Wow. That was a journey. Apparently this show has fans who joke that it has twelve seasons, not twelve episodes. The show's tone and mood changes are so striking that these fans claim there's as much per episode as there is a full season of anything else.
They're exaggerating, but I see what they mean. The title character, Kotoura-san, is:
(a) a small, cute, orange-haired schoolgirl who's well-meaning to a sometimes painful degree. She's shy, vulnerable and kind-hearted. She gets indignant and has adorable reactions to things. She's a dreadful singer. She gets comedically flustered and embarrassed when Manabe acts like a pervert, which is most of the time. (Disturbingly, her grandad thinks she's sexy too, but he's also harmless and her only supportive family member when in trouble.)
This version of Kotoura gets involved in light comedy. You'll laugh. She's funny and heartwarming.
(b) a telepath who can't turn off her powers and grew up without ever having been told not to blurt out everything she hears. Her friends at school all disowned her and had her labelled a compulsive liar. Her parents got divorced. Her life was absolutely destroyed... and that's just in the first fifteen minutes of ep.1. What happens there will make you angry. No one tried to understand her. No one ever had any reaction to her powers except horror and self-serving repulsion. Her powers should have been a gift, but instead she ended up believing that she was a monster, only capable of hurting people. "I thought the world would be better if I'd never been born. Sometimes I even felt like I should die."
SHE WAS A SMALL CHILD. No one made any effort to understand. All she'd ever needed was one person, just one, to explain to her that there are things it's better not to say to people's faces. Even trying to help a cat in ep.1 gets it (probably) killed, thanks to an old lady.
Yeah. It's extreme. And the show's doing both of those. Any episode is capable of taking you through sincere, comedic, heartwarming, shocking emotional pain and "Kotoura took that frighteningly seriously". In about five minutes. This show could have been a train wreck, but in fact the horror strengthens the goofy comedy. You know how much it means. You know how appallingly true it is when Kotoura says, "this is the happiest and most enjoyable time of my life."
And then we have...
(c) character development. Ep.12 Kotoura is unrecognisable from ep.1 Kotoura. She's grown. She has some confidence (as opposed to being a black hole of despairing self-hatred). She can say things that would have been impossible for her earlier self. She's not the only one, though, with Hiyori Moritani being almost as dramatic an example. That girl goes from vile bully who pretty much tortures Kotoura to... well, watch ep.11. Wow. Most shows would be feeling pleased with themselves if they had a character with just half of Moritani's character journey.
I blasted through this show. It's twice as good as everything else I'm watching right now. It's a shame it's only twelve episodes long. (Mind you, there are reviewers out there who could hardly watch the show's more depressing material, or alternatively thought its comedy was half-baked.)
Oddly, almost everyone in her life has a name that starts with "M". (Grandad's the only exception.) These are:
MANABE = horny idiot schoolboy. He's pretty stupid and he can't stop having sleazy fantasies about girls (especially Kotoura). This isn't good when the main object of your fantasies is a telepath and you're standing right next to her. (Unusually, this makes Manabe one of a tiny number of horndog cretins in anime who are actually funny.) Everyone's fifteen, by the way, so none of Manabe's fantasies will be happening any time soon and even he will become a gentleman when circumstances call his bluff. However his shallowness is also what makes him great, because he likes Kotoura immediately and doesn't care about the complicated stuff. He's the first friend she's ever had who didn't run away. On the contrary, he promises never to leave her and will defend her from anyone who behaves more as she expects.

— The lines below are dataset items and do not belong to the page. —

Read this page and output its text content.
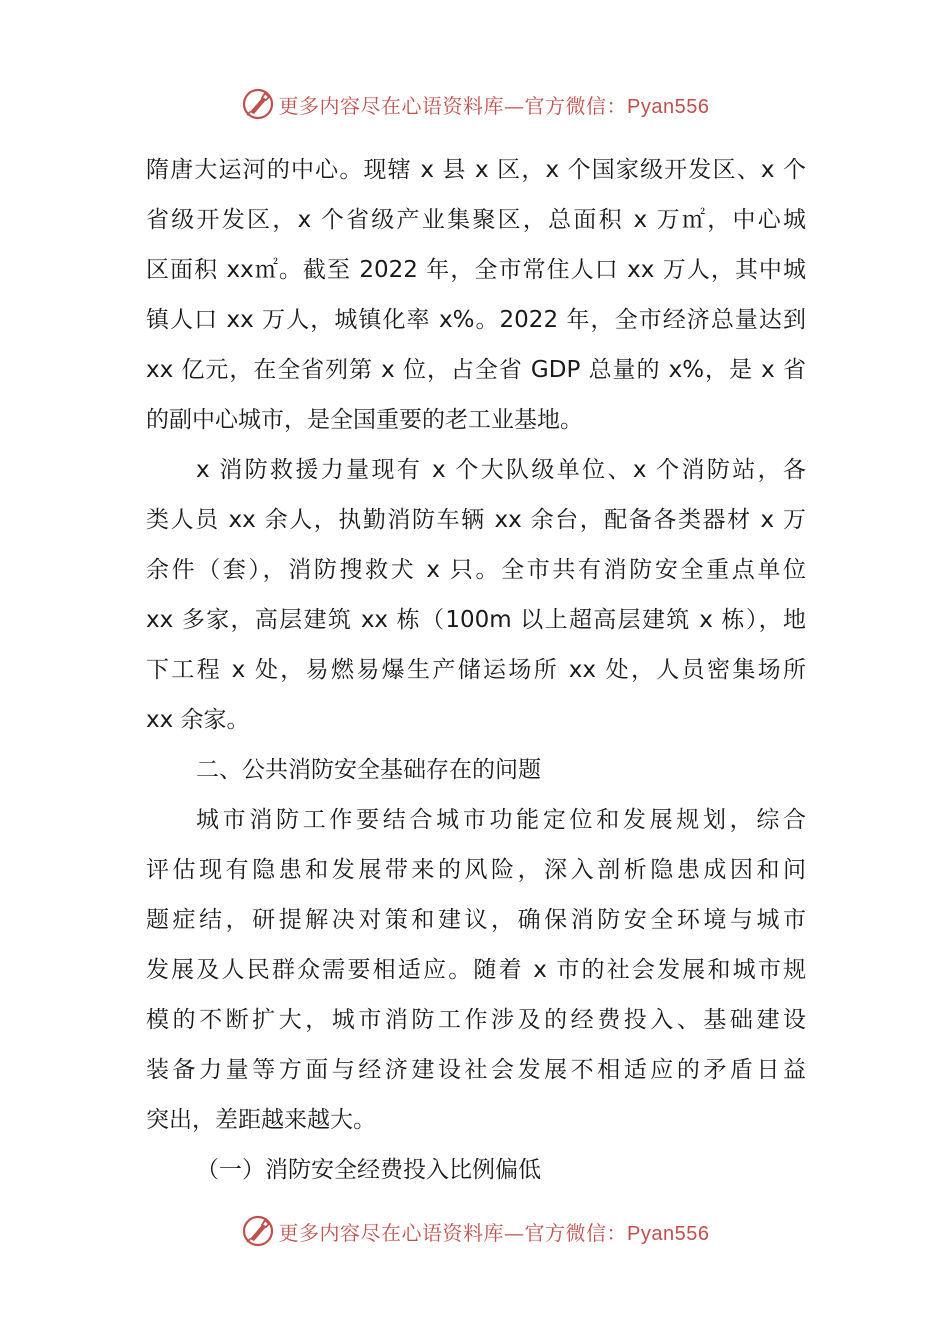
更多内容尽在心语资料库—官方微信：Pyan556
隋唐大运河的中心。现辖 x 县 x 区，x 个国家级开发区、x 个
省级开发区，x 个省级产业集聚区，总面积 x 万㎡，中心城
区面积 xx㎡。截至 2022 年，全市常住人口 xx 万人，其中城
镇人口 xx 万人，城镇化率 x%。2022 年，全市经济总量达到
xx 亿元，在全省列第 x 位，占全省 GDP 总量的 x%，是 x 省
的副中心城市，是全国重要的老工业基地。
x 消防救援力量现有 x 个大队级单位、x 个消防站，各
类人员 xx 余人，执勤消防车辆 xx 余台，配备各类器材 x 万
余件（套），消防搜救犬 x 只。全市共有消防安全重点单位
xx 多家，高层建筑 xx 栋（100m 以上超高层建筑 x 栋），地
下工程 x 处，易燃易爆生产储运场所 xx 处，人员密集场所
xx 余家。
二、公共消防安全基础存在的问题
城市消防工作要结合城市功能定位和发展规划，综合
评估现有隐患和发展带来的风险，深入剖析隐患成因和问
题症结，研提解决对策和建议，确保消防安全环境与城市
发展及人民群众需要相适应。随着 x 市的社会发展和城市规
模的不断扩大，城市消防工作涉及的经费投入、基础建设
装备力量等方面与经济建设社会发展不相适应的矛盾日益
突出，差距越来越大。
（一）消防安全经费投入比例偏低
更多内容尽在心语资料库—官方微信：Pyan556
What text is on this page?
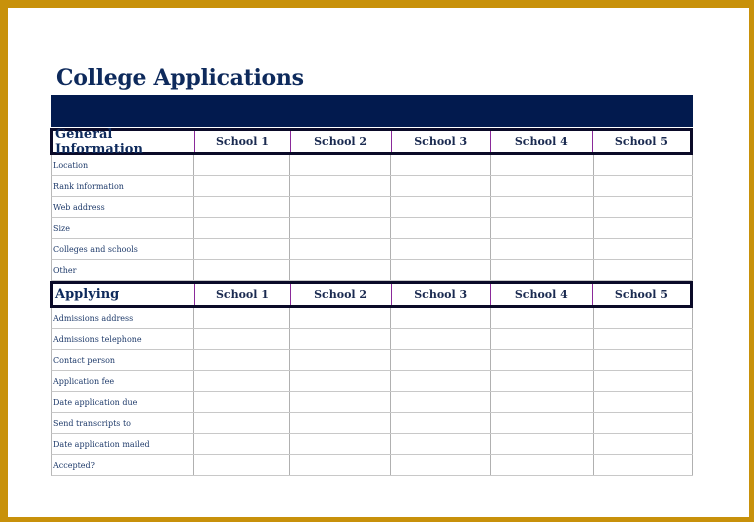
College Applications
General Information	School 1	School 2	School 3	School 4	School 5
Location
Rank information
Web address
Size
Colleges and schools
Other
Applying	School 1	School 2	School 3	School 4	School 5
Admissions address
Admissions telephone
Contact person
Application fee
Date application due
Send transcripts to
Date application mailed
Accepted?
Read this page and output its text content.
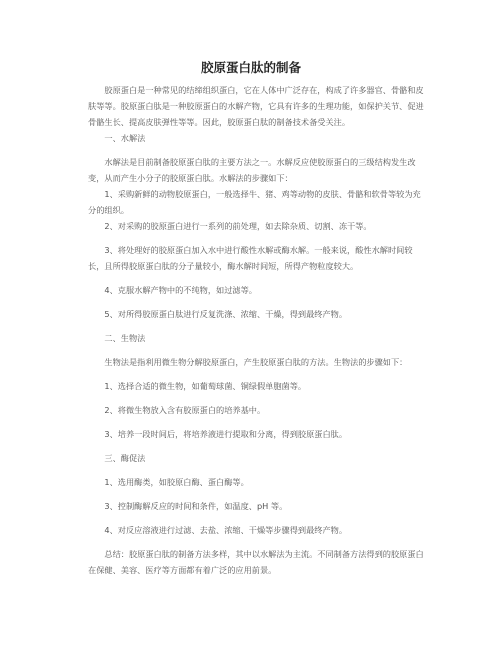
胶原蛋白肽的制备

胶原蛋白是一种常见的结缔组织蛋白，它在人体中广泛存在，构成了许多器官、骨骼和皮肤等等。胶原蛋白肽是一种胶原蛋白的水解产物，它具有许多的生理功能，如保护关节、促进骨骼生长、提高皮肤弹性等等。因此，胶原蛋白肽的制备技术备受关注。

一、水解法

水解法是目前制备胶原蛋白肽的主要方法之一。水解反应使胶原蛋白的三级结构发生改变，从而产生小分子的胶原蛋白肽。水解法的步骤如下：

1、采购新鲜的动物胶原蛋白，一般选择牛、猪、鸡等动物的皮肤、骨骼和软骨等较为充分的组织。

2、对采购的胶原蛋白进行一系列的前处理，如去除杂质、切割、冻干等。

3、将处理好的胶原蛋白加入水中进行酸性水解或酶水解。一般来说，酸性水解时间较长，且所得胶原蛋白肽的分子量较小，酶水解时间短，所得产物粒度较大。

4、克服水解产物中的不纯物，如过滤等。

5、对所得胶原蛋白肽进行反复洗涤、浓缩、干燥，得到最终产物。

二、生物法

生物法是指利用微生物分解胶原蛋白，产生胶原蛋白肽的方法。生物法的步骤如下：

1、选择合适的微生物，如葡萄球菌、铜绿假单胞菌等。

2、将微生物放入含有胶原蛋白的培养基中。

3、培养一段时间后，将培养液进行提取和分离，得到胶原蛋白肽。

三、酶促法

1、选用酶类，如胶原白酶、蛋白酶等。

3、控制酶解反应的时间和条件，如温度、pH 等。

4、对反应溶液进行过滤、去盐、浓缩、干燥等步骤得到最终产物。

总结：胶原蛋白肽的制备方法多样，其中以水解法为主流。不同制备方法得到的胶原蛋白在保健、美容、医疗等方面都有着广泛的应用前景。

MIFUNE = president and founder of the school's ESP Research Club. Cartoonish ham and over-energetic buxom loudmouth. Her mother committed suicide.
MUROTO = cleverest student in their high school year, but looks as if he's still in primary school. Mifune's been in love with him for years.
MORITANI = spoilers.
KOTOURA'S MOTHER = ...bloody hell.
Is there anything I don't like here? Well, the attacker arc (eps.9-11) does some things I hadn't expected, some of which are disconcerting. Genre convention means you know where the storyline's going, at least in broad strokes, so the heavy stress on leaving everything to the police feels odd and Manabe's excessive protectiveness in ep.10 just makes him wrong. Basically, though, this show is special. What it does with pacing and tone is extraordinary. Mostly it's a goofy anime comedy, though, and based on a four-panel web manga. It starts dark, then gets ever lighter as the series goes on. (We never return to the darkness of ep.1.)
For me, the quintessence of anime is telling stories you won't find anywhere else. This is one of those.